Introduction
Si Agnès Varda se détache des autres sur un point, c'est sans doute sur son art de parler de tous les sujets à la première personne. Et elle sait le faire avec une grande poésie. Je vais tenter de jouer à ce jeu dangereux juste dans cette introduction, laisser libre cours à ma subjectivité, exprimer librement mon rapport au cinéma d'Agnès Varda, que j'ai découvert plus particulièrement à travers le film Daguerréotypes. Je le fais certainement avec beaucoup moins d'originalité et de finesse qu'Agnès Varda, mais tant pis. J'ai éprouvé de la curiosité pour son film à cause de son nom. Daguerréotypes. La rue Daguerre, je la connais bien, ma soeur y a habité pendant plusieurs années, pas très loin de chez Agnès Varda. J'ai donc parcouru la rue de long en large pendant ces quelques années (sans y rencontrer Agnès Varda malheureusement). Mais ce film, au nom si intrigant, je ne pensais pas qu'il avait un rapport si direct avec la rue. Et puis j'ai enfin vu le film, et revu plusieurs fois par la suite. Ce « portrait collectif [...] de quelques types et typesses de la rue Daguerre » comme le résume si bien Agnès Varda en voix off sur les derniers instants du film. Bien sûr, au cours du film, je n'ai pas pu m'empêcher d'essayer de situer les boutiques par rapport à ce que je connais de la rue d'aujourd'hui, de noter les différences qui se sont installées en trente ans. Mais par-delà le plaisir que j'ai pu éprouvé en reconnaissant certaines choses, le film m'a beaucoup touché par sa poésie, par la vérité de ses visages figés par la caméra d'Agnès Varda. Et puis surtout il y avait ce sentiment d'assister à un film honnête. Ce n'est ni le regard voyeur ni le regard scientifique qui prendraient les choses de haut. C'est un regard de photographe qui assume que son rôle n'est que celui d'un point de vue (au sens photographique du terme) sur le monde, un rôle de témoin et de conservateur de mémoire.
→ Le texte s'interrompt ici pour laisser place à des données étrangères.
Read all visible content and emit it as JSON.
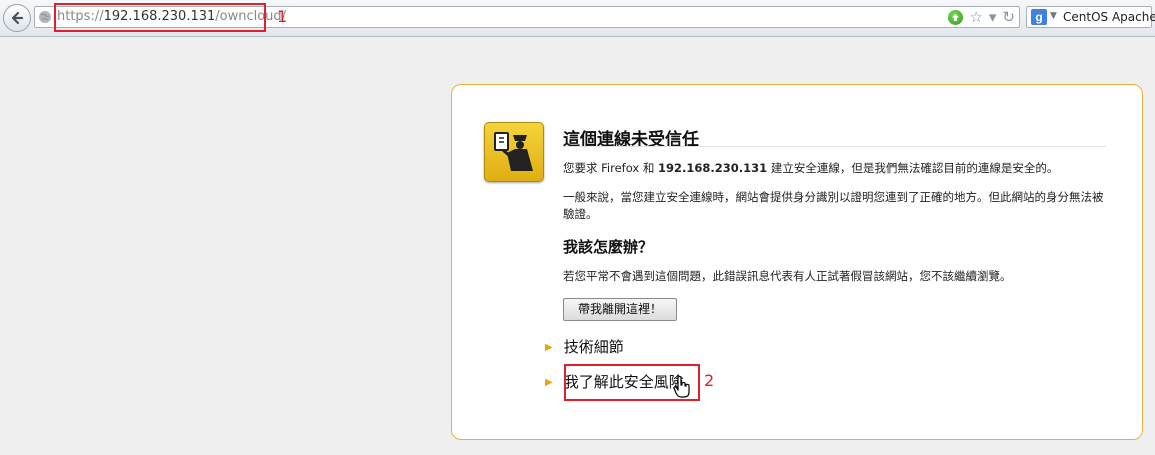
{
  "url": {
    "scheme": "https://",
    "host": "192.168.230.131",
    "path": "/owncloud/"
  },
  "search": {
    "engine": "CentOS Apache"
  },
  "annotations": {
    "first": "1",
    "second": "2"
  },
  "error": {
    "title": "這個連線未受信任",
    "p1_prefix": "您要求 Firefox 和 ",
    "p1_host": "192.168.230.131",
    "p1_suffix": " 建立安全連線，但是我們無法確認目前的連線是安全的。",
    "p2": "一般來說，當您建立安全連線時，網站會提供身分識別以證明您連到了正確的地方。但此網站的身分無法被驗證。",
    "heading2": "我該怎麼辦？",
    "p3": "若您平常不會遇到這個問題，此錯誤訊息代表有人正試著假冒該網站，您不該繼續瀏覽。",
    "leave_button": "帶我離開這裡！",
    "tech_details": "技術細節",
    "understand_risks": "我了解此安全風險"
  },
  "icons": {
    "back": "back-arrow-icon",
    "globe": "globe-icon",
    "go": "go-arrow-icon",
    "bookmark": "star-icon",
    "history": "dropdown-icon",
    "reload": "reload-icon",
    "search_engine": "google-icon",
    "officer": "security-officer-icon",
    "cursor": "hand-cursor-icon"
  },
  "colors": {
    "annotation": "#e0202a",
    "panel_border": "#e9b33b",
    "triangle": "#e8a80c"
  }
}
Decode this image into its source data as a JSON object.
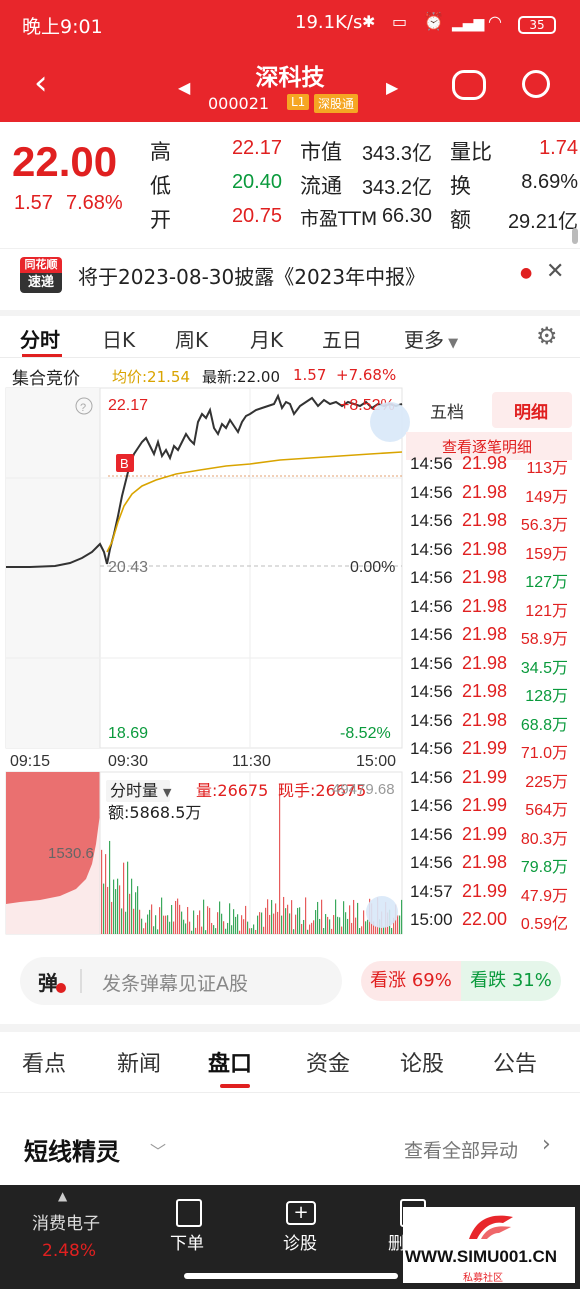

Ce qui est déjà beaucoup. Agnès Varda fixe dans ce film les visages d'une dizaine de gens d'une grande banalité, des petits commerçants comme on peut en trouver partout. Elle ne les juge pas, elle les observe. Mais au milieu de ce réalisme assez brut, de ce « cinéma direct », de la poésie surgit parfois, avec l'intervention d'un magicien qui apporte un souffle nouveau au film.
De quelle façon Agnès Varda assume-t-elle la subjectivité de son regard dans ce film ?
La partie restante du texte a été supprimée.